Existence and global second-order regularity for anisotropic parabolic equations with variable growth (2208.07723v1)

Abstract: We consider the homogeneous Dirichlet problem for the anisotropic parabolic equation [ u_t-\sum_{i=1}^ND_{x_i}\left(|D_{x_i}u|^{p_i(x,t)-2}D_{x_i}u\right)=f(x,t) ] in the cylinder $\Omega\times (0,T)$, where $\Omega\subset \mathbb{R}^N$, $N\geq 2$, is a parallelepiped. The exponents of nonlinearity $p_i$ are given Lipschitz-continuous functions.

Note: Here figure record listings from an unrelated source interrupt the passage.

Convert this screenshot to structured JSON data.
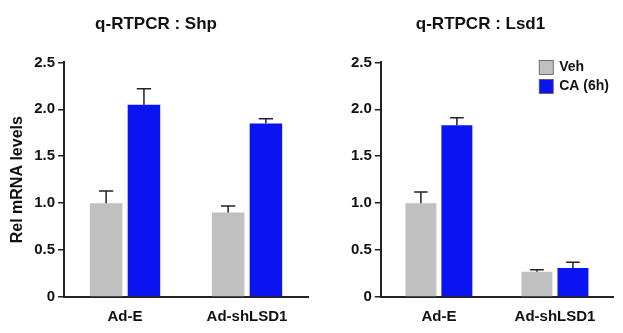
{
  "chart_data": [
    {
      "type": "bar",
      "title": "q-RTPCR : Shp",
      "y_label": "Rel mRNA levels",
      "categories": [
        "Ad-E",
        "Ad-shLSD1"
      ],
      "series": [
        {
          "name": "Veh",
          "color": "#c0c0c0",
          "values": [
            1.0,
            0.9
          ],
          "errors": [
            0.13,
            0.07
          ]
        },
        {
          "name": "CA (6h)",
          "color": "#0a14f0",
          "values": [
            2.05,
            1.85
          ],
          "errors": [
            0.17,
            0.05
          ]
        }
      ],
      "ylim": [
        0,
        2.5
      ],
      "yticks": [
        0,
        0.5,
        {
          "value": 1,
          "label": "1.0"
        },
        1.5,
        {
          "value": 2,
          "label": "2.0"
        },
        2.5
      ],
      "grid": false
    },
    {
      "type": "bar",
      "title": "q-RTPCR : Lsd1",
      "categories": [
        "Ad-E",
        "Ad-shLSD1"
      ],
      "series": [
        {
          "name": "Veh",
          "color": "#c0c0c0",
          "values": [
            1.0,
            0.27
          ],
          "errors": [
            0.12,
            0.02
          ]
        },
        {
          "name": "CA (6h)",
          "color": "#0a14f0",
          "values": [
            1.83,
            0.31
          ],
          "errors": [
            0.08,
            0.06
          ]
        }
      ],
      "ylim": [
        0,
        2.5
      ],
      "yticks": [
        0,
        0.5,
        {
          "value": 1,
          "label": "1.0"
        },
        1.5,
        {
          "value": 2,
          "label": "2.0"
        },
        2.5
      ],
      "grid": false,
      "legend": "upper right"
    }
  ]
}
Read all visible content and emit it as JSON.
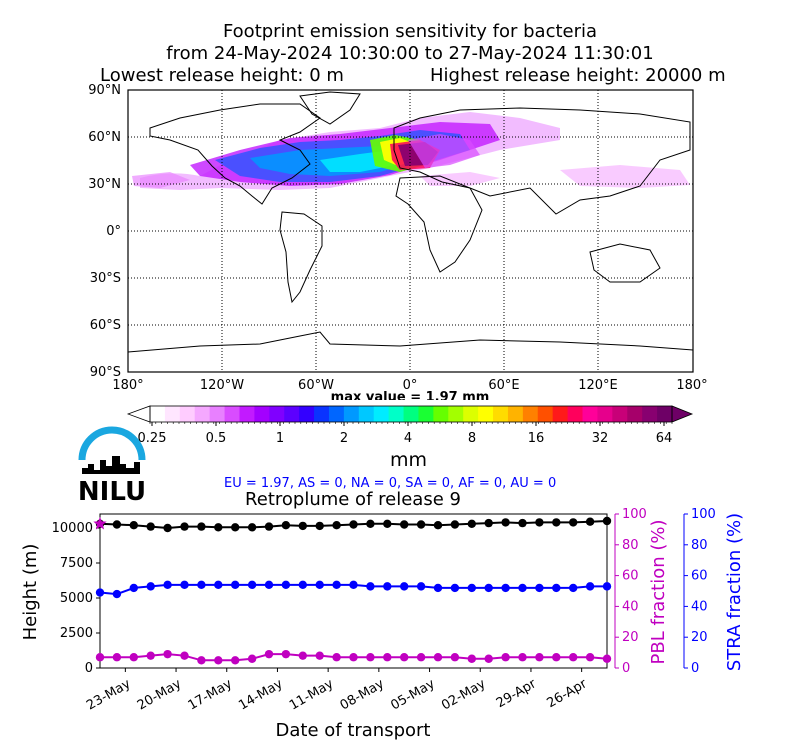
{
  "map": {
    "title_lines": [
      "Footprint emission sensitivity for bacteria",
      "from 24-May-2024 10:30:00 to 27-May-2024 11:30:01"
    ],
    "release_low": "Lowest release height: 0 m",
    "release_high": "Highest release height: 20000 m",
    "lat_labels": [
      "90°N",
      "60°N",
      "30°N",
      "0°",
      "30°S",
      "60°S",
      "90°S"
    ],
    "lon_labels": [
      "180°",
      "120°W",
      "60°W",
      "0°",
      "60°E",
      "120°E",
      "180°"
    ],
    "max_value": "max value = 1.97 mm"
  },
  "colorbar": {
    "ticks": [
      "0.25",
      "0.5",
      "1",
      "2",
      "4",
      "8",
      "16",
      "32",
      "64"
    ],
    "unit": "mm",
    "colors": [
      "#ffffff",
      "#ffe6ff",
      "#ffccff",
      "#f5a8ff",
      "#e880ff",
      "#d94cff",
      "#c21aff",
      "#a300ff",
      "#8000ff",
      "#5c00ff",
      "#3300ff",
      "#0a33ff",
      "#0066ff",
      "#0099ff",
      "#00c8ff",
      "#00ecff",
      "#00ffc8",
      "#00ff80",
      "#1aff33",
      "#66ff00",
      "#a3ff00",
      "#dcff00",
      "#ffff00",
      "#ffdc00",
      "#ffb300",
      "#ff8000",
      "#ff5000",
      "#ff1a1a",
      "#ff005c",
      "#ff0099",
      "#e6008c",
      "#c80078",
      "#a6006a",
      "#880070",
      "#6e0066"
    ]
  },
  "logo": {
    "text": "NILU"
  },
  "regions": "EU = 1.97,  AS = 0,  NA = 0,  SA = 0,  AF = 0,  AU = 0",
  "chart_data": {
    "type": "line",
    "title": "Retroplume of release 9",
    "xlabel": "Date of transport",
    "ylabel": "Height (m)",
    "ylabel_right1": "PBL fraction (%)",
    "ylabel_right2": "STRA fraction (%)",
    "ylim": [
      0,
      11000
    ],
    "y_ticks": [
      "0",
      "2500",
      "5000",
      "7500",
      "10000"
    ],
    "right_ticks": [
      "0",
      "20",
      "40",
      "60",
      "80",
      "100"
    ],
    "x_tick_labels": [
      "23-May",
      "20-May",
      "17-May",
      "14-May",
      "11-May",
      "08-May",
      "05-May",
      "02-May",
      "29-Apr",
      "26-Apr"
    ],
    "series": [
      {
        "color": "#000000",
        "axis": "height",
        "values": [
          10300,
          10250,
          10200,
          10100,
          10000,
          10100,
          10100,
          10050,
          10050,
          10050,
          10100,
          10200,
          10150,
          10150,
          10200,
          10250,
          10300,
          10300,
          10250,
          10250,
          10200,
          10250,
          10300,
          10350,
          10400,
          10350,
          10400,
          10400,
          10400,
          10450,
          10500
        ]
      },
      {
        "color": "#0000ff",
        "axis": "stra",
        "values": [
          49,
          48,
          52,
          53,
          54,
          54,
          54,
          54,
          54,
          54,
          54,
          54,
          54,
          54,
          54,
          54,
          53,
          53,
          53,
          53,
          52,
          52,
          52,
          52,
          52,
          52,
          52,
          52,
          52,
          53,
          53
        ]
      },
      {
        "color": "#c000c0",
        "axis": "pbl",
        "values": [
          7,
          7,
          7,
          8,
          9,
          8,
          5,
          5,
          5,
          6,
          9,
          9,
          8,
          8,
          7,
          7,
          7,
          7,
          7,
          7,
          7,
          7,
          6,
          6,
          7,
          7,
          7,
          7,
          7,
          7,
          6
        ]
      }
    ],
    "release_marker": {
      "value": 10300,
      "color": "#c000c0"
    }
  }
}
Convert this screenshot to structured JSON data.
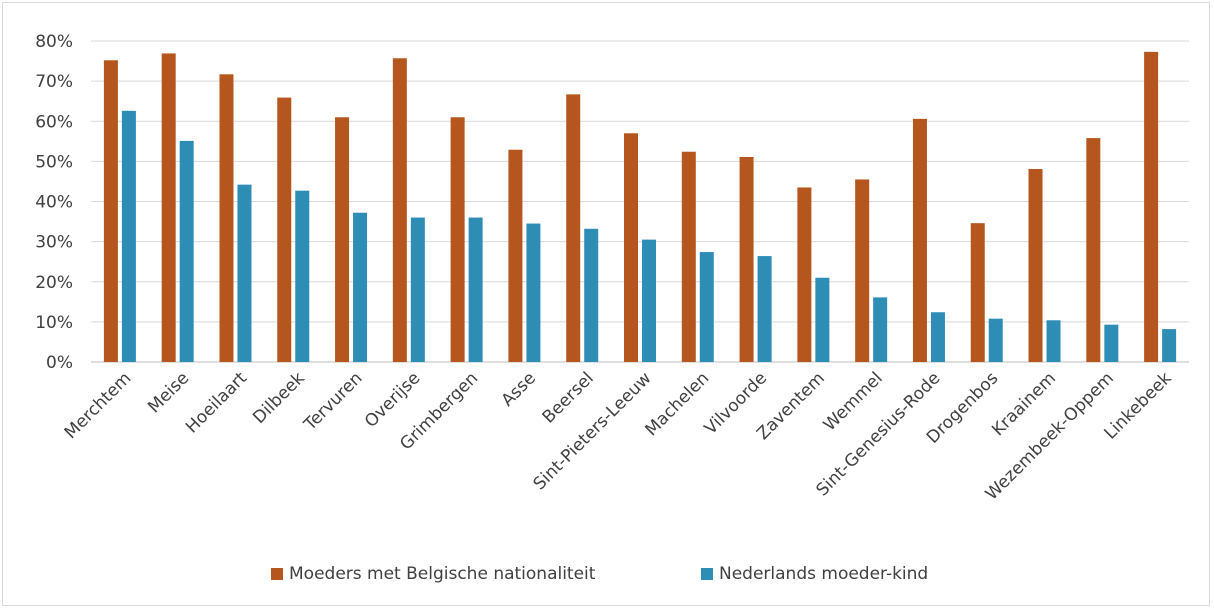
{
  "chart_data": {
    "type": "bar",
    "categories": [
      "Merchtem",
      "Meise",
      "Hoeilaart",
      "Dilbeek",
      "Tervuren",
      "Overijse",
      "Grimbergen",
      "Asse",
      "Beersel",
      "Sint-Pieters-Leeuw",
      "Machelen",
      "Vilvoorde",
      "Zaventem",
      "Wemmel",
      "Sint-Genesius-Rode",
      "Drogenbos",
      "Kraainem",
      "Wezembeek-Oppem",
      "Linkebeek"
    ],
    "series": [
      {
        "name": "Moeders met Belgische nationaliteit",
        "color": "#b5561e",
        "values": [
          75.2,
          76.9,
          71.7,
          65.9,
          61.0,
          75.7,
          61.0,
          52.9,
          66.7,
          57.0,
          52.4,
          51.1,
          43.5,
          45.5,
          60.6,
          34.6,
          48.1,
          55.8,
          77.3
        ]
      },
      {
        "name": "Nederlands moeder-kind",
        "color": "#2e8db5",
        "values": [
          62.6,
          55.1,
          44.2,
          42.7,
          37.2,
          36.0,
          36.0,
          34.5,
          33.2,
          30.5,
          27.4,
          26.4,
          21.0,
          16.1,
          12.4,
          10.8,
          10.4,
          9.3,
          8.2
        ]
      }
    ],
    "ylim": [
      0,
      80
    ],
    "yticks": [
      "0%",
      "10%",
      "20%",
      "30%",
      "40%",
      "50%",
      "60%",
      "70%",
      "80%"
    ],
    "grid": true,
    "legend": "bottom",
    "xlabel": "",
    "ylabel": "",
    "title": ""
  }
}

It is shown that if $p_i(x,t)>\frac{2N}{N+2}$, [ \mu=\sup_{Q_T}\dfrac{\max_i p_i(x,t)}{\min_i p_i(x,t)}<1+\dfrac{1}{N}, \quad |D_{x_i}u_0|^{\max{p_i(\cdot,0),2}}\in L^1(\Omega),\quad f\in L^2(0,T;W^{1,2}_0(\Omega)), ] then the problem has a unique solution $u\in C([0,T];L^2(\Omega))$ with $|D_{x_i} u|^{p_i}\in L^{\infty}(0,T;L^1(\Omega))$, $u_t\in L^2(Q_T)$. Moreover, [ |D_{x_i}u|^{p_i+r}\in L^1(Q_T)\quad \text{with some $r=r(\mu,N)>0$},\qquad |D_{x_i}u|^{\frac{p_i-2}{2}}D_{x_i}u\in W^{1,2}(Q_T). ] The assertions remain true for a smooth domain $\Omega$ if $p_i=2$ on the lateral boundary of $Q_T$.